C'est la faute du Dispositif de mémoire ?

Faut que je vérifie plus tard.

Hm ?

Au fait, « dieu de la Forêt » et tout... ahaha, je vais faire comme si j'avais pas entendu.

« Le contact est impossible ? Alors, est-ce que vous savez où il est ? »

Si j'y vais moi-même, c'est bon, non ?

« Si c'est le commandant Dadabis, il est à la capitale. »

« La capitale ? »

À quelle distance est-elle d'ici ?

Deux, trois heures, peut-être ?

« En combien de temps on arrive à la capitale d'ici ? »

« Euh, je pense qu'il faut environ trois jours. »

Hein... trois jours ?

Devant la réponse de l'homme, je fronce les sourcils.

Pas possible, ça prend autant ?

« Si Maître court comme d'habitude, la capitale est à deux heures de route. »

Ah, c'est vrai.

« Hii ! »

Hé ?

Je tourne la tête et regarde les hommes-bêtes devant moi, et ils fixent Monœil intensément.

Ah, tous les deux ont la queue gonflée.

C'est si choquant que Monœil ait parlé ?

« Ça va ? Euh, cet enfant ne fait rien. C'est un bon enfant, tu sais ? »

À mes mots, les deux hommes-bêtes hochent la tête plusieurs fois sans un mot.

Vaut mieux les laisser retourner auprès de leurs camarades ?

Si ça continue, ils vont finir comme ceux sur Parent-san... ah !

C'est vrai, il y a des gens à qui je dois confier quelque chose.

« Euh, j'ai des gens à confier... »

« Ape, Roiga ! »

Hm ? Qui c'est ?

Je regarde un homme qui déboule de la porte à toute vitesse.

Il est plus petit que les deux devant moi, mais il dégage une certaine prestance.

« Je suis désolé pour le retard. Je m'appelle Guda, commandant de la Garde de la Barrière Nationale. Mes subordonnés n'ont pas été impolis, j'espère ? »

Le commandant de la Garde de la Barrière Nationale, hein.

Avec lui, la discussion va peut-être avancer.

Il a l'air tendu, mais il est clairement plus calme que les deux autres.

« C'est bon, y a pas de problème. Juste, je me demandais s'il valait mieux pas les renvoyer vers leurs camarades. »

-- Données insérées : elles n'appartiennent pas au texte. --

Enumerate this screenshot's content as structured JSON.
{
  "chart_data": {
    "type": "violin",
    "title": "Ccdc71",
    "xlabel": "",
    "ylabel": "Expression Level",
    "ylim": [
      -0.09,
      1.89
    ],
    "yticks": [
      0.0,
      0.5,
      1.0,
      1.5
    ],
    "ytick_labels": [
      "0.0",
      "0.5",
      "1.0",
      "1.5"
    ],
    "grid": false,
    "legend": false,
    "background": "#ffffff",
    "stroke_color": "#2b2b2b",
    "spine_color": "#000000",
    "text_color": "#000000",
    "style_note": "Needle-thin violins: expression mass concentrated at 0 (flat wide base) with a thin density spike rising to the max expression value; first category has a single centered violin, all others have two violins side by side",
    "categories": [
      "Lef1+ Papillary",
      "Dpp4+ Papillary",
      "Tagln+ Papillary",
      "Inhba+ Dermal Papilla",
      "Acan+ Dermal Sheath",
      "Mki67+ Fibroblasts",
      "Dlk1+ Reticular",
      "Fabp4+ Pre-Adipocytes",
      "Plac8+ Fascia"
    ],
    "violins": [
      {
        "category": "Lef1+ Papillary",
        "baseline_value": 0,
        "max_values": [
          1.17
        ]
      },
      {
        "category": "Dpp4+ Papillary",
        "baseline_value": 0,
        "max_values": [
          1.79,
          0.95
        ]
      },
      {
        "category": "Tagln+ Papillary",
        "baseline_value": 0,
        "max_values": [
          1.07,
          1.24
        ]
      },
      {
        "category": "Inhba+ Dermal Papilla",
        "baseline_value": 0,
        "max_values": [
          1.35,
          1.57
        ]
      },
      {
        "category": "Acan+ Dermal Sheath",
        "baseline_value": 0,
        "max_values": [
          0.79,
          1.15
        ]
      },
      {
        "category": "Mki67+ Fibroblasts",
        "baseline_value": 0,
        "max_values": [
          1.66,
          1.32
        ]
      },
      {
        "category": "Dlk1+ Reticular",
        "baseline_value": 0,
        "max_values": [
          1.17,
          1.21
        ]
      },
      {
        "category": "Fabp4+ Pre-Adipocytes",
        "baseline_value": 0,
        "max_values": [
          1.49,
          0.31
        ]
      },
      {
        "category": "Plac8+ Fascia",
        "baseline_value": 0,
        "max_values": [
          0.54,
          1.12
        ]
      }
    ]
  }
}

Ah~ ils sont soulagés que le commandant soit là ?

Ils ont presque l'air de vouloir pleurer.

Mais au fait, pourquoi ils ont aussi peur de moi ?

Je n'ai rien fait, moi ?

« Hein ? Vous deux... haa, vous pouvez rentrer. »

« Ah, au moment de rentrer, vous pourriez pas les emmener avec vous ? »

Sur mes mots, le commandant Guda incline la tête.

Je regarde les quatre hommes-bêtes sur Parent-san, et j'entends un bruit de respiration retenue.

J'ai un très mauvais pressentiment.

J'aurais peut-être dû les laisser là où ils étaient.